Dr. Luís Carlos Calil


O risco do prazer. Correr riscos faz parte da natureza humana. Corre-se riscos para se sentir vivo, aprender mais sobre si mesmo, testar suas habilidades e limites ou até arriscar a integridade física ou mental como forma disfarçada de suicídio. Também corre-se riscos por quê eles dão prazer, alguns aceitos socialmente, outros não. Exemplo disso são as competições automobilísticas em pistas apropriadas para isto, por outro lado há corridas pelas ruas da cidade nas madrugadas, desconsiderando todos os sinais de transito.

E quando o assunto é drogas? O que são drogas?

Elas trazem junto algum prazer (senão ninguém as usaria). Trazem também riscos, que podem estar relacionados aos efeitos diretos da droga; riscos legais; sociais e riscos de dependência.

O fato de uma droga ser legal ou ilegal não está relacionado a suas propriedades químicas ou seus riscos para a saúde. Um critério popular é achar que tudo o que é natural não prejudica. Isto não é verdade. Veneno de cobra, vírus e bactérias são naturais e podem causar um estrago danado. O critério científico-farmacológico é chamar "drogas", de droga psicotrópica, por serem substâncias que atuam no cérebro modificando a maneira de sentir, pensar e de agir.

Serão descritos alguns aspectos relacionados às drogas de uso mais comum em nosso meio.

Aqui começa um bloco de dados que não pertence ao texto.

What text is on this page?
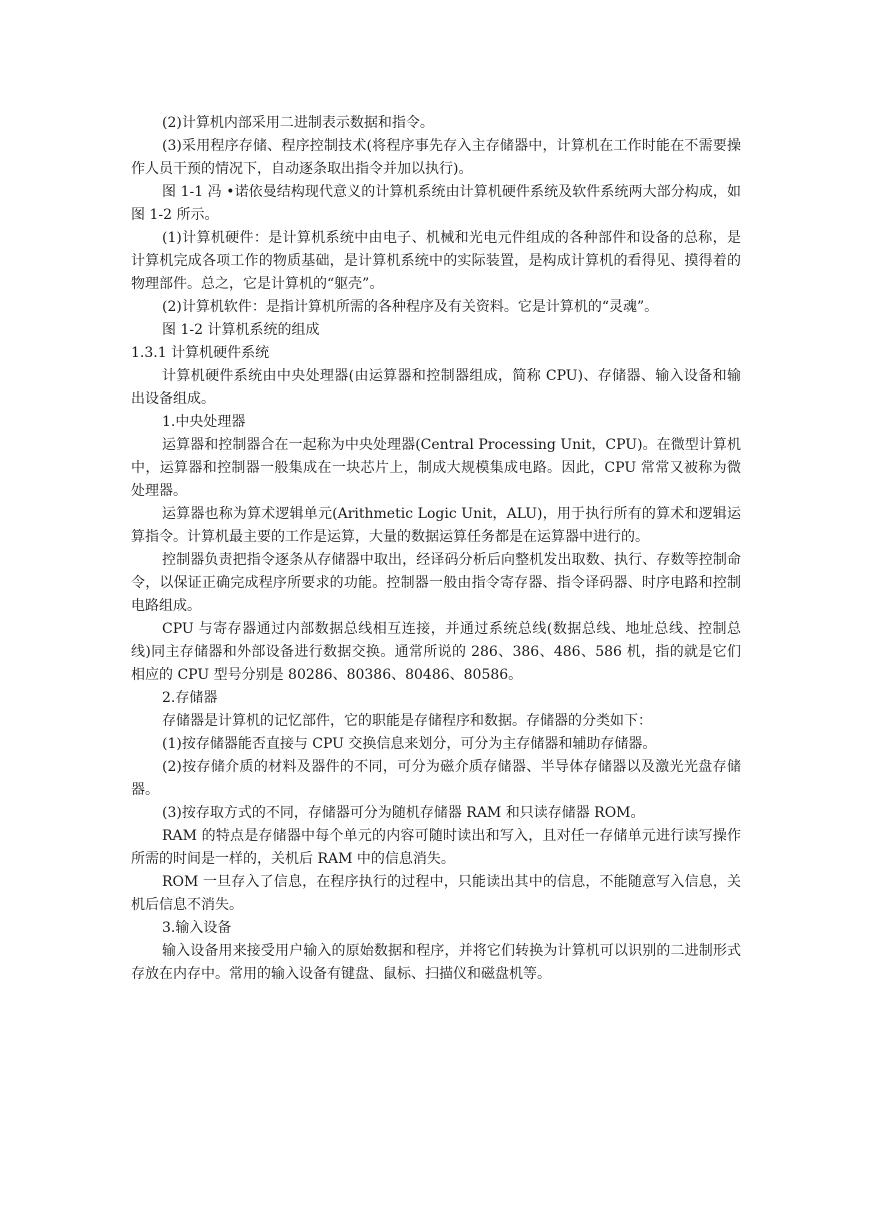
(2)计算机内部采用二进制表示数据和指令。

(3)采用程序存储、程序控制技术(将程序事先存入主存储器中，计算机在工作时能在不需要操作人员干预的情况下，自动逐条取出指令并加以执行)。

图 1-1 冯 •诺依曼结构现代意义的计算机系统由计算机硬件系统及软件系统两大部分构成，如图 1-2 所示。

(1)计算机硬件：是计算机系统中由电子、机械和光电元件组成的各种部件和设备的总称，是计算机完成各项工作的物质基础，是计算机系统中的实际装置，是构成计算机的看得见、摸得着的物理部件。总之，它是计算机的“躯壳”。

(2)计算机软件：是指计算机所需的各种程序及有关资料。它是计算机的“灵魂”。

图 1-2 计算机系统的组成

1.3.1 计算机硬件系统

计算机硬件系统由中央处理器(由运算器和控制器组成，简称 CPU)、存储器、输入设备和输出设备组成。

1.中央处理器

运算器和控制器合在一起称为中央处理器(Central Processing Unit，CPU)。在微型计算机中，运算器和控制器一般集成在一块芯片上，制成大规模集成电路。因此，CPU 常常又被称为微处理器。

运算器也称为算术逻辑单元(Arithmetic Logic Unit，ALU)，用于执行所有的算术和逻辑运算指令。计算机最主要的工作是运算，大量的数据运算任务都是在运算器中进行的。

控制器负责把指令逐条从存储器中取出，经译码分析后向整机发出取数、执行、存数等控制命令，以保证正确完成程序所要求的功能。控制器一般由指令寄存器、指令译码器、时序电路和控制电路组成。

CPU 与寄存器通过内部数据总线相互连接，并通过系统总线(数据总线、地址总线、控制总线)同主存储器和外部设备进行数据交换。通常所说的 286、386、486、586 机，指的就是它们相应的 CPU 型号分别是 80286、80386、80486、80586。

2.存储器

存储器是计算机的记忆部件，它的职能是存储程序和数据。存储器的分类如下：

(1)按存储器能否直接与 CPU 交换信息来划分，可分为主存储器和辅助存储器。

(2)按存储介质的材料及器件的不同，可分为磁介质存储器、半导体存储器以及激光光盘存储器。

(3)按存取方式的不同，存储器可分为随机存储器 RAM 和只读存储器 ROM。

RAM 的特点是存储器中每个单元的内容可随时读出和写入，且对任一存储单元进行读写操作所需的时间是一样的，关机后 RAM 中的信息消失。

ROM 一旦存入了信息，在程序执行的过程中，只能读出其中的信息，不能随意写入信息，关机后信息不消失。

3.输入设备

输入设备用来接受用户输入的原始数据和程序，并将它们转换为计算机可以识别的二进制形式存放在内存中。常用的输入设备有键盘、鼠标、扫描仪和磁盘机等。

Drogas depressoras do Sistema Nervoso Central (SNC) - diminuem o funcionamento cerebral, a pessoa fica desligada, devagar, flutuando.

Álcool

Somente no século XIX, o alcoolismo começou a ter aceitação científica como conceito de doença. O mérito desta concepção foi retirar o enfoque moralista, do alcoolismo como 'vício', sendo substituído pelo de 'doença' em seu conceito mais amplo, como entidade clínica na qual a alta ingestão de álcool provoca doenças físicas e mentais.

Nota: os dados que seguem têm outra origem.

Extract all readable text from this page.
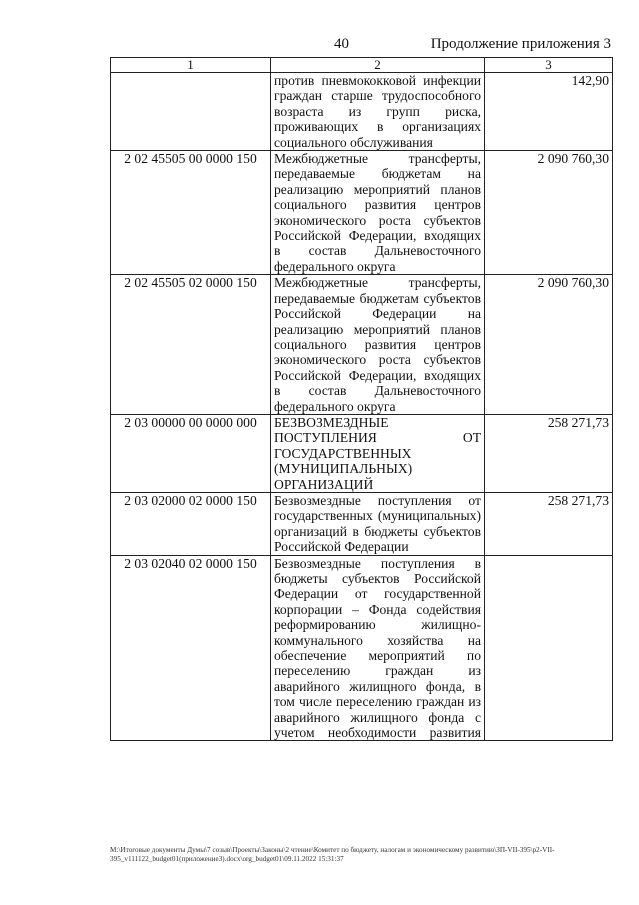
40	Продолжение приложения 3
1	2	3
	против пневмококковой инфекции граждан старше трудоспособного возраста из групп риска, проживающих в организациях социального обслуживания	142,90
2 02 45505 00 0000 150	Межбюджетные трансферты, передаваемые бюджетам на реализацию мероприятий планов социального развития центров экономического роста субъектов Российской Федерации, входящих в состав Дальневосточного федерального округа	2 090 760,30
2 02 45505 02 0000 150	Межбюджетные трансферты, передаваемые бюджетам субъектов Российской Федерации на реализацию мероприятий планов социального развития центров экономического роста субъектов Российской Федерации, входящих в состав Дальневосточного федерального округа	2 090 760,30
2 03 00000 00 0000 000	БЕЗВОЗМЕЗДНЫЕ ПОСТУПЛЕНИЯ ОТ ГОСУДАРСТВЕННЫХ (МУНИЦИПАЛЬНЫХ) ОРГАНИЗАЦИЙ	258 271,73
2 03 02000 02 0000 150	Безвозмездные поступления от государственных (муниципальных) организаций в бюджеты субъектов Российской Федерации	258 271,73
2 03 02040 02 0000 150	Безвозмездные поступления в бюджеты субъектов Российской Федерации от государственной корпорации – Фонда содействия реформированию жилищно-коммунального хозяйства на обеспечение мероприятий по переселению граждан из аварийного жилищного фонда, в том числе переселению граждан из аварийного жилищного фонда с учетом необходимости развития	
M:\Итоговые документы Думы\7 созыв\Проекты\Законы\2 чтение\Комитет по бюджету, налогам и экономическому развитию\ЗП-VII-395\р2-VII-395_v111122_budget01(приложение3).docx\org_budget01\09.11.2022 15:31:37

Alcoolismo é um dos maiores problemas de saúde pública no mundo, está associado a cerca de 50% dos acidentes com morte, 50% dos homicídios e 25% dos suicídios. O tratamento envolve principalmente a orientação profissional, que pode incluir tratamento comportamental e psicológico e/ou participação em programas de auto-ajuda (Alcoólicos anônimos). A intervenção farmacológica visa aliviar os sintomas de abstinência e evitar recaídas.

Causas

Filhos de alcoolistas tornam-se alcoolistas com freqüência quatro vezes maior que filhos de não-alcoólicos, sugerindo um fator genético. Pessoas muito ansiosas, tímidas e reprimidas, podem usar o álcool para obter a sensação de liberação e poder. Há um aforismo psicanalítico de que a auto-crítica é solúvel em álcool.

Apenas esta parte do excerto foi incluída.